Books

Amity and Sorrow, by Peggy Riley

Amaranth is the first of Zachariah’s 50 wives, who live together with their children in a compound hidden in the mountains. When she married Zachariah, she was adrift and he was irresistible. Over the years Amaranth has remained steadfast as he leaves for months at a time and comes back with new wives—untethered young women in need of a family. The women and children live and work and worship together, and they listen to Zachariah preach about the end of the world.

But the community is cracking. The wives are growing suspicious of each other. Zachariah has been disappearing into the basement for hours with needles and vials, and sometimes with one of his daughters. Their ideals of acceptance and equality and love are also disappearing. Police officers start to sit in their cars at the edge of the property, trying to catch someone who will answer their questions.

Then one night someone starts a fire, and there are gunshots. Amaranth gets in a car with her two daughters, Amity and Sorrow, and starts driving. They drive for four days without stopping, until an exhausted Amaranth crashes the car. At a nearby gas station, they meet Bradley, the station’s owner, who helps them clean up and gives them a place to stay on his porch. (They won’t allow themselves to enter a strange man’s house.)

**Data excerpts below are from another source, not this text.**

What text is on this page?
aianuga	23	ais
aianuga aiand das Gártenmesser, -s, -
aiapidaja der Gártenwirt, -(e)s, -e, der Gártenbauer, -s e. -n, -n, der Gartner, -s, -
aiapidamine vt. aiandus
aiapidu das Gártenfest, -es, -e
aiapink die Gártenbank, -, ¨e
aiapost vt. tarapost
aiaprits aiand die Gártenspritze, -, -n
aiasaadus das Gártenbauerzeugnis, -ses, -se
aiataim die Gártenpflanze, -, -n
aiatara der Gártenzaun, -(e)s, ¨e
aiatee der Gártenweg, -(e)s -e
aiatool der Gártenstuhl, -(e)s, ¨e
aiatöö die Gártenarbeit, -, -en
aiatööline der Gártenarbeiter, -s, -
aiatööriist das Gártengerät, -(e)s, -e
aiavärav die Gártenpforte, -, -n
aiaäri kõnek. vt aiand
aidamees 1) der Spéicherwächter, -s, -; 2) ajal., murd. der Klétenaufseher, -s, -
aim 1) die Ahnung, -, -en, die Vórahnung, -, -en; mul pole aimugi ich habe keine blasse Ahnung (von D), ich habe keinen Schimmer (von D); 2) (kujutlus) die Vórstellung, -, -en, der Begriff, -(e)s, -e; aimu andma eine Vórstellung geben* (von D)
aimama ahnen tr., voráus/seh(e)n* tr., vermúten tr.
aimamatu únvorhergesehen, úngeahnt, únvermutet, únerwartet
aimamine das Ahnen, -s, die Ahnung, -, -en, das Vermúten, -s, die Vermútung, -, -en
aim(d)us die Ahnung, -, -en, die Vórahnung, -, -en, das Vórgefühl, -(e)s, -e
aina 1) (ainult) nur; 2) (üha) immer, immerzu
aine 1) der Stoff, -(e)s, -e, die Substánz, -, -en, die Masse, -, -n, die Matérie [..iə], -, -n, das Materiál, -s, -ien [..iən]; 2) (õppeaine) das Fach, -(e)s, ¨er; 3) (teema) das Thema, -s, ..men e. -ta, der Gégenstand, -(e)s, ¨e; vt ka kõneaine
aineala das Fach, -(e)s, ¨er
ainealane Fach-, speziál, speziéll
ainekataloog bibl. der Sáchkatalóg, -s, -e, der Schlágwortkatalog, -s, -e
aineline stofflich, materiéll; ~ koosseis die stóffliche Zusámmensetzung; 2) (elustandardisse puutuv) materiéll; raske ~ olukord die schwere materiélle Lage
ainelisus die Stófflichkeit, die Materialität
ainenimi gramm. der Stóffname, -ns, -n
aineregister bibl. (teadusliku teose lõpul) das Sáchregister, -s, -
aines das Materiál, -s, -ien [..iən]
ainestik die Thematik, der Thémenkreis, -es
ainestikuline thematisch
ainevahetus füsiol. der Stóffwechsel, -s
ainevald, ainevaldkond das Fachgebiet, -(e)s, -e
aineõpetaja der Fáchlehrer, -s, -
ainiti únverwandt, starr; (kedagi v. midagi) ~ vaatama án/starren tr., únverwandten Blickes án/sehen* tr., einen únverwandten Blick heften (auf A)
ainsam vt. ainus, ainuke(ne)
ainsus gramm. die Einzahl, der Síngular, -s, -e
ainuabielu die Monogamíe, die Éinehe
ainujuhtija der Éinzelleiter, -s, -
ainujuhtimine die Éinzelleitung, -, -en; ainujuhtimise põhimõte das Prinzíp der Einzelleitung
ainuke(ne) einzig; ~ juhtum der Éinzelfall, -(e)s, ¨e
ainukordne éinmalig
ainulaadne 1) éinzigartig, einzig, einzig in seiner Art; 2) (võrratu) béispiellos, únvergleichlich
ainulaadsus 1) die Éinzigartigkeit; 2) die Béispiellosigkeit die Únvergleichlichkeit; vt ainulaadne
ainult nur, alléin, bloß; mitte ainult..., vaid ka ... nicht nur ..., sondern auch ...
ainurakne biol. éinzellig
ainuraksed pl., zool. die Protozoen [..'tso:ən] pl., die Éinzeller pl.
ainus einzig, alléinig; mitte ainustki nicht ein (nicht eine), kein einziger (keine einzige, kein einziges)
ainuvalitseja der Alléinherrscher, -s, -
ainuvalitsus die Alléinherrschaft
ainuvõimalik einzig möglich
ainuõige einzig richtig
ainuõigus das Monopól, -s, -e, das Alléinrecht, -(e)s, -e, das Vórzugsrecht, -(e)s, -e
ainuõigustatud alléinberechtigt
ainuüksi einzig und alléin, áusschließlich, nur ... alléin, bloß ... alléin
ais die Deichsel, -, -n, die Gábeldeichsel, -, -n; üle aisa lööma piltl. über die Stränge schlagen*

For the bulk of Amity and Sorrow, Amaranth and her daughters remain at Bradley’s home in limbo. They have no car, no money, and no previous connection with the world outside their compound. Amaranth tries to make herself useful to Bradley so he will let them stay, and Amity and Sorrow start a tenuous relationship with the real world.

Zachariah had raised Sorrow, his oldest child, as an oracle. He believed, and taught her to believe, that she is a prophet, and she wants to return to him. Amaranth can’t make her understand why they had to leave her father. Amaranth and Sorrow’s brittle relationship, with Amity stuck between them, keeps all three women distant from one another.

Although they have all escaped the same situation, each of them understands it differently, and their individual processes of moving on move them away from one another. Amity, the younger daughter, was naively happy at the compound, and she is equally amenable to life in Oklahoma. She befriends a farmhand, nicknamed Dust, and Bradley’s father, who begins teaching her how to read. Amity slowly awakens to the breadth of what she’s been missing.

Sorrow, on the other hand, bitterly resents every minute they stay away from her father, and she attempts to contact him or God (there’s not much difference in her mind) by sending signs. These signs tend to involve setting things on fire. Convinced of her unique role in Zachariah’s compound, she rejects a world in which she isn’t special. And the more Amity and Amaranth take to their new life, the more Sorrow closes herself off from them.

The intricacies of the mother-daughter relationships are drawn against the background of a long, slow Oklahoma summer. Bradley, Dust and Amaranth work long hours on the farm in the hope of bringing in a good fall crop, a process that parallels the women’s new beginning. “Life is just seeds,” Bradley says. “You know, you plant in the dirt you’re given. It’s all you’ve got. You water, you tend, and sometimes seeds don’t take. Sometimes it all goes away from you.”

Throughout the summer, Amaranth looks back at the choices that led her to the compound and kept her there, and she wonders how the situation got away from her. As the narrative switches back and forth between the present and the past, Riley shows how a zealous faith shaped the lives of Amaranth and her daughters. She is at her best in showing, with the sparest details, how Amaranth and Amity are psychologically and emotionally pulled apart when that faith crumbles, and how they rebuild themselves without it. There is less depth and more sensationalism in Riley’s portrayal of Sorrow’s increasingly disturbing devotion to her father’s religion; it can sometimes feel like an intrusion into an otherwise subtle character study, although it is useful in giving the novel its momentum.

However their relationship to Zachariah’s religion is changing, each woman is still defined by it. As Amaranth’s relationship with Bradley deepens, she tries to explain her connection to the compound:

She wonders how to help him see what it was, not how it ended. How it began, who she was before it started, and who she became because of it. How each wife was brought back to life and given hope, the God-shaped want in them filled in a spinning circle, by the family she chose. “I have known such rare love,” she tells him, cautiously.

Amity and Sorrow were surrounded by that love throughout their childhood, but they were also surrounded by much else that they didn’t understand. The dual influences of their past life in the compound, mirrored in their two names, struggle for prominence in their future, just as the sisters struggle with which aspects of their childhood to denounce and which to hold to. Through these two girls and their mother, Riley examines how the same faith can be experienced in different ways and affect each person in a family differently.

Riley skillfully interweaves images of seeds with the stories of Bradley and the women. Seeds are made to grow, Bradley believes, and there’s no miracle in their doing so. But Amaranth recognizes that where a seed is planted, and how it’s tended, can determine what becomes of it. She gave birth to her daughters in a community that started in love but became one she didn’t want them to grow up in. She got them out, but she doesn’t know if she did so in time. She doesn’t know whether they spent too much time there to be able to grow anywhere else.

Janet Potter

Janet Potter is editorial assistant at the Century.